Самое страшное — ты понимаешь: иначе не будет. Ты должен. Обязан — быть сталинским псом. Тебе нужна великая держава? Держава — здесь и сейчас? У тебя нет выхода. Ты будешь сталинским псом. Или Сталиным.
Как обычно, исполненное и случившееся мало походило на задуманное — а то и вовсе не походило. Как он ни отбивался, как ни увиливал — а пришлось-таки самому. Варяг умолил. Чуть в ногах не валялся: не будет же ничего без тебя! Неужто не понимаешь?! А он хотел, мечтал — чтобы без него… Росли, как на дрожжах, «города-солнца», и приходилось мотаться по ним, — не только Городецкому и другим инспекторам, и ему тоже, — и разговаривать с людьми, тихим, спокойным голосом, часто пугавшим их куда больше, чем самый яростный крик и мат. Он привык, привык. Удивительное существо человек — ко всему привыкает. И люди тоже постепенно привыкали. К ним всем. Сталинским псам. К нему, — самому жуткому. Начинали привыкать к тому, что страшный, страшнее самого ужаса, сталинский пёс чувствует ложь по запаху — и потому лучше сказать правду, потому что сталинский пёс не убивал за правду. И даже не наказывал. Наказывал за другое — за нежелание учиться, за безграмотность, за нежелание — не за неспособность, нет — именно за нежелание побороть свой страх. За выстуженные классы и больничные палаты. За то, что не посмели потребовать угля или шприцев. За вонючий сортир. За грязь, за лужу у крыльца. За небрежный чертёж с пропущенными размерами. И наказания, к изумлению и ужасу наказуемых, были какие-то «смешные». Лишение премии по итогам квартала. Или строгий выговор с занесением в учётную карточку. На первый раз. Но только на один. Второго раза не бывало. Второй раз — всё, в борозду, к станку, в сержанты, а то и — в рядовые. Или на лесоповал. Или на рудники. Говорят, какие-то страшные рудники, где людей кормят по нормам комсоставского пайка, а через год — полтора всё равно забрасывают серый, с вылезшими волосами, труп в братскую могилу. Очень глубокую. Вот так. Никому и ничего — по два раза. Один. Как Сталин. Как сам. Зато за враньё — за враньё, за воровство — сталинский пёс убивал. Мгновенно, не слушая жалкого лепета оправданий о беременных жёнах, старухах-матерях и прочем, и прочем, — убивал. Старуха-мать и жена на сносях получат пенсию за потерю кормильца — это их право. Твоё право — работать на износ, рвать жилы из себя и людей. Не умеешь — научим, не сможешь — заставим. Не хочешь — уйди.

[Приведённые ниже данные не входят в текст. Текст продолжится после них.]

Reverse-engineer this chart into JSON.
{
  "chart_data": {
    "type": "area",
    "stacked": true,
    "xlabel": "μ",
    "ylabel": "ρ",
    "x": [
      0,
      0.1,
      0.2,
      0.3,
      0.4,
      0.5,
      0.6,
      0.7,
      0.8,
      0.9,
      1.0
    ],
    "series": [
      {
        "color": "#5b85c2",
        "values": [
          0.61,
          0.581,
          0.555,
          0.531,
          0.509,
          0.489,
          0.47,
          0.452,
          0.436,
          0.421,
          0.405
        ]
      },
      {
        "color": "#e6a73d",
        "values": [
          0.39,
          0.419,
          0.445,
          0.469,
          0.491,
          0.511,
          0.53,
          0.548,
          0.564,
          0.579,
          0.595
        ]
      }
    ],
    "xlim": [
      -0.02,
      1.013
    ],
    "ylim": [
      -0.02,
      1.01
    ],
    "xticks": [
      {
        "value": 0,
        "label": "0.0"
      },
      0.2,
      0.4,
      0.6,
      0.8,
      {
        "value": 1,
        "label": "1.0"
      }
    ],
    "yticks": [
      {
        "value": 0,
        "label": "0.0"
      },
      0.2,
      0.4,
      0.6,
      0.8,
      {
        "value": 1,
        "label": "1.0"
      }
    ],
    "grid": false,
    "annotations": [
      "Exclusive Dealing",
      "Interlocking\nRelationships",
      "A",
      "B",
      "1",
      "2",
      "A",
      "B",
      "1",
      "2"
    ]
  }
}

Не хочешь — уйди. Твоя обязанность — говорить правду. Соврал — умри. Соврал — украл. Всё не просто — а очень просто. Привыкайте, люди русские, думал Гурьев. Привыкайте. Не врите. Нельзя врать сталинскому псу. Нельзя врать Сталину. Вообще нельзя врать. Царь царей всегда знает правду. И мера за ложь всегда одна — смерть. Привыкайте.
Он не так уж часто появлялся в самой Москве, хотя и любил её. На Базе — в основном. И с Варягом, и с остальными виделся реже, чем хотелось. И не бывал за границей — не хотел, чтобы Сталин даже раздумывал когда-нибудь об этом. Пока не время. Потом. Когда-нибудь у нас будут другие столицы, кроме Москвы, думал Гурьев. Надеюсь, это когда-нибудь произойдёт. Нельзя, чтобы сердце такой державы билось в одном-единственном месте: держава — не человек. Пусть будет Петроград. Пусть будет Иркутск. Новосибирск. Харбин. Владивосток. Пусть будет — когда-нибудь — Константинополь. Нет, не Константинополь. Царьград. А Москва… Что ж. Москва — это Москва.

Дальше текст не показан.